Nya’s school has teachers who are deeply committed, like Laurie (a hilarious Tasha Lawrence) who has just returned from having facial reconstructive surgery due to the parents of a failing student cutting her face up. Yet she is back to help. “I’m a white chick who has never had the luxury of winning over a class full of black and Latino kids, this is war,” states Laurie. There is also Dun (Jaime Lincoln Smith), a school security guard who actually cares.
Nya’s teenage son, Omari (Namir Smallwood, a newcomer who’s a star on the rise) is seething with rage despite the expensive private academy he attends. He feels the racism of his privileged environment. Omari explains to his girlfriend Jasmine (the edgy and spirited Heather Velazquez) why he’s so stressed and breaking up with her. Jasmine hits back with “Maybe you’re your own stress problem and I ain’t got nothin’ to do with it.”

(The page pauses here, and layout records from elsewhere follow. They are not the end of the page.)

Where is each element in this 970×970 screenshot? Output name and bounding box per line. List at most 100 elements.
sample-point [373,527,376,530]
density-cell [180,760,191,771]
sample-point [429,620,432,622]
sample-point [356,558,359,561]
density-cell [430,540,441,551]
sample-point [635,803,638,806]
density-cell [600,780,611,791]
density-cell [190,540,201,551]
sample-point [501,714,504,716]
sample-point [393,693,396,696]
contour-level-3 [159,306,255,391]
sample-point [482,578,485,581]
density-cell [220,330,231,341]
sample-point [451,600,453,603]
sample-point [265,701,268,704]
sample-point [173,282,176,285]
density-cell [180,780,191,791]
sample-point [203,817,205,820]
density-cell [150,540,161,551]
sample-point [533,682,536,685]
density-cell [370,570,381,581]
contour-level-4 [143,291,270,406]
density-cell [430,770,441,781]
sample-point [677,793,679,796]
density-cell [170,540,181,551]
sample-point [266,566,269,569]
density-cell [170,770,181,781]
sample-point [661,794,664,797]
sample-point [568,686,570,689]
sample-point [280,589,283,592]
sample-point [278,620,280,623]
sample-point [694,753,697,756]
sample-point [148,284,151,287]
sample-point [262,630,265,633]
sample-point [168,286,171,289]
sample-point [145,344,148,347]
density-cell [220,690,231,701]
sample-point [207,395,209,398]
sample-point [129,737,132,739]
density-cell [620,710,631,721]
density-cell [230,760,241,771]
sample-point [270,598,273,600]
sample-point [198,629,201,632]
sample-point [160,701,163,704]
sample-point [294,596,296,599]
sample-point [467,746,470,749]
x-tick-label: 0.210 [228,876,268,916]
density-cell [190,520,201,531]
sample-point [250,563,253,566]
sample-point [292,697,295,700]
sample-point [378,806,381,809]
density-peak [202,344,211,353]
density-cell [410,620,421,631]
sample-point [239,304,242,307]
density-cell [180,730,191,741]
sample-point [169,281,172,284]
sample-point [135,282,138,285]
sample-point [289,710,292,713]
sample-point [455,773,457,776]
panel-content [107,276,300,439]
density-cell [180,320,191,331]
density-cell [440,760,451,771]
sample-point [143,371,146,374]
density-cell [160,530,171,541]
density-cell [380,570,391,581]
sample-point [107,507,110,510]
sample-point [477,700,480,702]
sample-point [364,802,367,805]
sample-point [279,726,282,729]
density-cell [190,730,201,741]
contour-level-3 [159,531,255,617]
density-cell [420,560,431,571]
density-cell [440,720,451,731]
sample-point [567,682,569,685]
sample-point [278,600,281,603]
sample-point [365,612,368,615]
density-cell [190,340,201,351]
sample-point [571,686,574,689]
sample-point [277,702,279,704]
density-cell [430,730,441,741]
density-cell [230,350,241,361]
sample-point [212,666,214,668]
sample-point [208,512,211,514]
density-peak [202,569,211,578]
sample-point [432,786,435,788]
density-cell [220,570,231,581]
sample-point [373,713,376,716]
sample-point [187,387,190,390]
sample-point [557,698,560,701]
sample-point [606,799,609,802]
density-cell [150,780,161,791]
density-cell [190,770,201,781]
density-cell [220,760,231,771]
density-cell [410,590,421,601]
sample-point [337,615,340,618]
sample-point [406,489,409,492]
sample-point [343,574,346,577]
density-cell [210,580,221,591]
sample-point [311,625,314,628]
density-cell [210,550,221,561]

Both Nya and Omari love literature and the language of poetry. Nya tries to instill the beauty of poetry to her students through Gwendolyn Brooks, the first black author to win the Pulitzer Prize. The beauty of writing angers Omari due to the fact that he grew up in a single parent family since his father Xavier (Morocco Omari), cheated on his mom and left. He sees how his mother diminishes every time his father walks into the room. However, both Nya and Omari need the checks that arrive regularly. Xavier claims he has always supported Omari, but except for the money Omari has all but been abandoned and he hates his father. The incident that has brought us here happened in English class, where they have been reading Richard Wright’s Native Son. The white teacher pushed Omari to engage in a discussion, ignoring his requests to be left alone. A physical confrontation resulted, caught on video by the other students.
Holding the play together is Pittman’s powerful performance, Ms. Lawrence’s humor and the bitterness in a young Mr. Smallwood.
Director Lileana Blain-Cruz allows the work to speak for itself and clears the actor’s way for a real, emotional connection.
Hannah Wasileski’s projections are the haunting images of the students. Their anger, hate, and rage spill out onto the bare gym that blares the blinding truth for us to see in the stark lighting by Yi Zhao.
There is raw power in this deeply tangled and beautifully constructed play.
Pipeline: Lincoln Centre, until Aug. 27th.